Le bilan à la mi-saison : Napoli

Par Rémi Falvo publié le 09 Jan 2019

Nous sommes arrivés à la trève de mi-saison. Pour le Napoli, le bilan est de 44 points en Serie A, ce qui les classe en deuxième position du championnat à tout de même 9 points du leader bianconero. En coppa Italia, le Napoli affrontera Sassuolo pour le compte des huitièmes de finale, et ce le 13 janvier. Le bilan l’oblige, il faut évoquer l’élimination des napolitains de la Champions League lors de la phase de poules, laissant Liverpool et le PSG continuer la compétition à leur place. Comme lot de consolation, le Napoli disputera l’Europa League, dont le premier seizième de finale aura lieu le 14 février contre le FC Zurich.

Ce qui a fonctionné

Le nouveau dispositif tactique : Jusqu’au mois de juin 2018, le Napoli c’était Sarri, c’était le 4-3-3. Ancelotti arrive avec dans ses valises une petite révolution : le 4-4-2. Cela implique plusieurs prises de risques : le repositionnement de Hamsik devant sa défense, celui de Insigne en pointe, Callejon en milieu offensif, et un Mertens quelques peu sacrifié. La mayonnaise prend très bien, après cependant quelques matchs de rodage, inévitables. Pour donner un exemple, Insigne s’adapte parfaitement à son nouveau rôle, au point d’inspirer Mancini qui le tentera à plusieurs reprises comme numéro neuf de la Nazionale.
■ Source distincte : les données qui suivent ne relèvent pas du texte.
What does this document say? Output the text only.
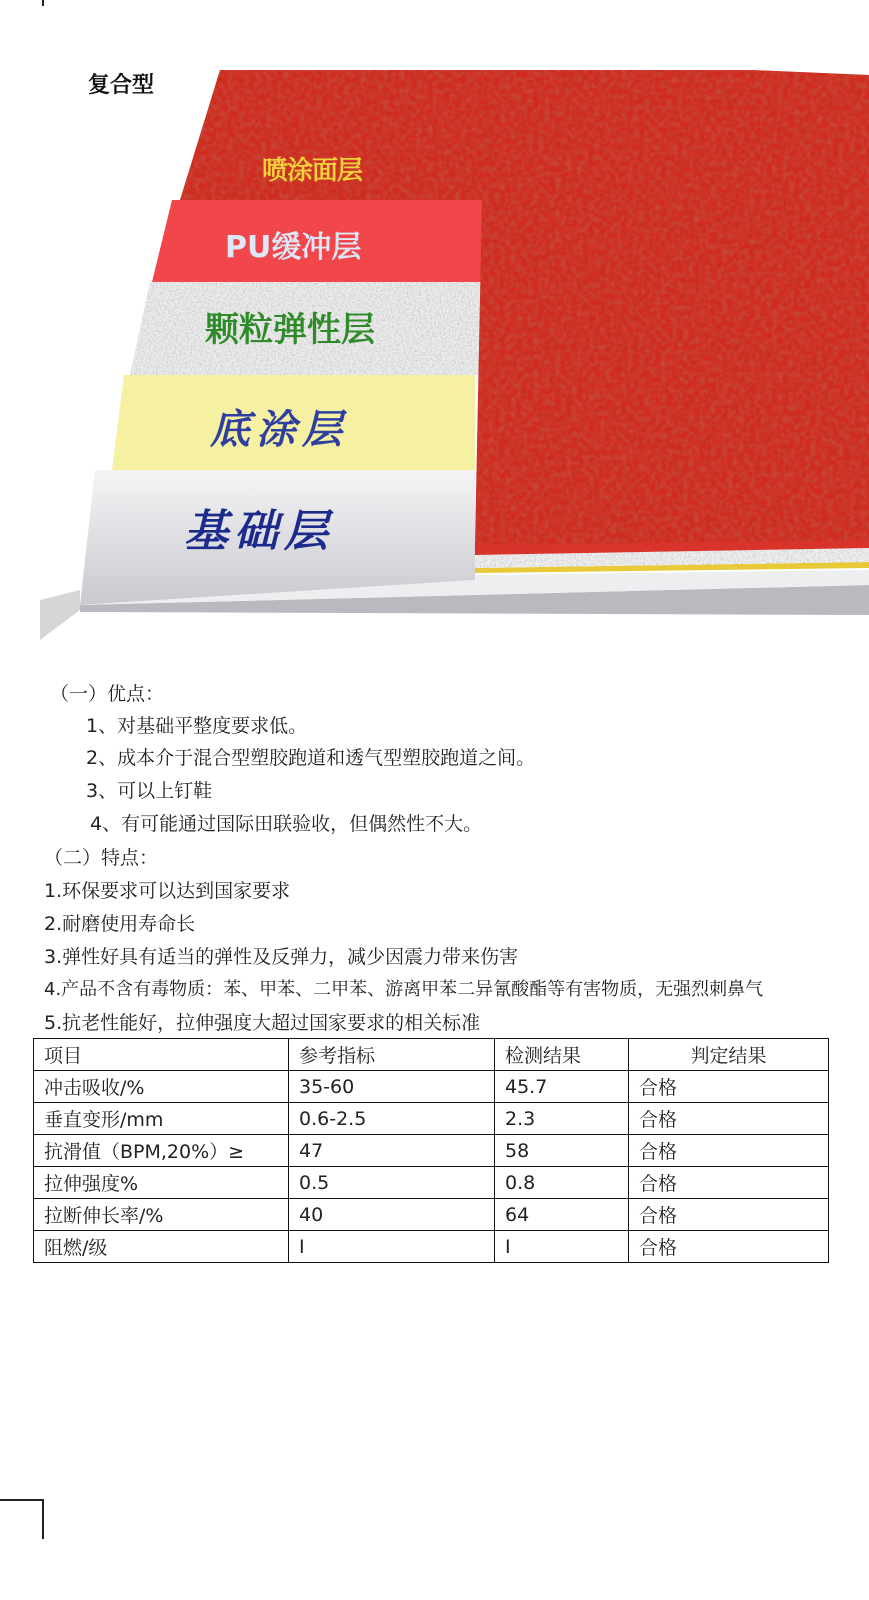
复合型
喷涂面层
PU缓冲层
颗粒弹性层
底涂层
基础层
（一）优点：
1、对基础平整度要求低。
2、成本介于混合型塑胶跑道和透气型塑胶跑道之间。
3、可以上钉鞋
4、有可能通过国际田联验收，但偶然性不大。
（二）特点：
1.环保要求可以达到国家要求
2.耐磨使用寿命长
3.弹性好具有适当的弹性及反弹力，减少因震力带来伤害
4.产品不含有毒物质：苯、甲苯、二甲苯、游离甲苯二异氰酸酯等有害物质，无强烈刺鼻气
5.抗老性能好，拉伸强度大超过国家要求的相关标准
项目	参考指标	检测结果	判定结果
冲击吸收/%	35-60	45.7	合格
垂直变形/mm	0.6-2.5	2.3	合格
抗滑值（BPM,20%）≥	47	58	合格
拉伸强度%	0.5	0.8	合格
拉断伸长率/%	40	64	合格
阻燃/级	I	I	合格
La gestion de l’avant-centre : Comme évoqué plus haut, le poste de numéro neuf a changé de signification pour cette demi-saison. On se retrouvait en début d’exercice avec un neuf de formation en la présence de Milik, et deux neufs de circonstances que sont Insigne et Mertens. Le Polonais et le Belge ont dû se partager le trône, cela aurait pu créer des tensions, ou tout simplement ne pas fonctionner. Rien de tout ça n’est arrivé, les deux hommes s’entendent à merveille, et réalisent une saison plus que bonne, accumulant à eux deux 21 buts et 11 passes décisives.

Le repositionnement de Maksimovic : Petite satisfaction, le repositionnement de Maksimovic au poste de latéral droit. On l’a surtout vu en Champions League, et cela fût l’occasion de se rendre compte que le stoppeur de formation avait de véritables aptitudes pour évoluer au poste de latéral. Très bon à savoir pour un effectif qui semble un peu affaibli dans ce secteur.

Ce qui n’a pas fonctionné

Le couloir gauche en phase défensive : Que ce soit Mario Rui, pour la plupart du temps, ou Hysaj, ce couloir a été le point faible numéro du Napoli de cette moitié de saison. Bien que le côté gauche soit celui de Kalidou Kouibaly, machine à rattraper les erreurs des coéquipiers, à plusieurs reprises cela ne pardonne pas.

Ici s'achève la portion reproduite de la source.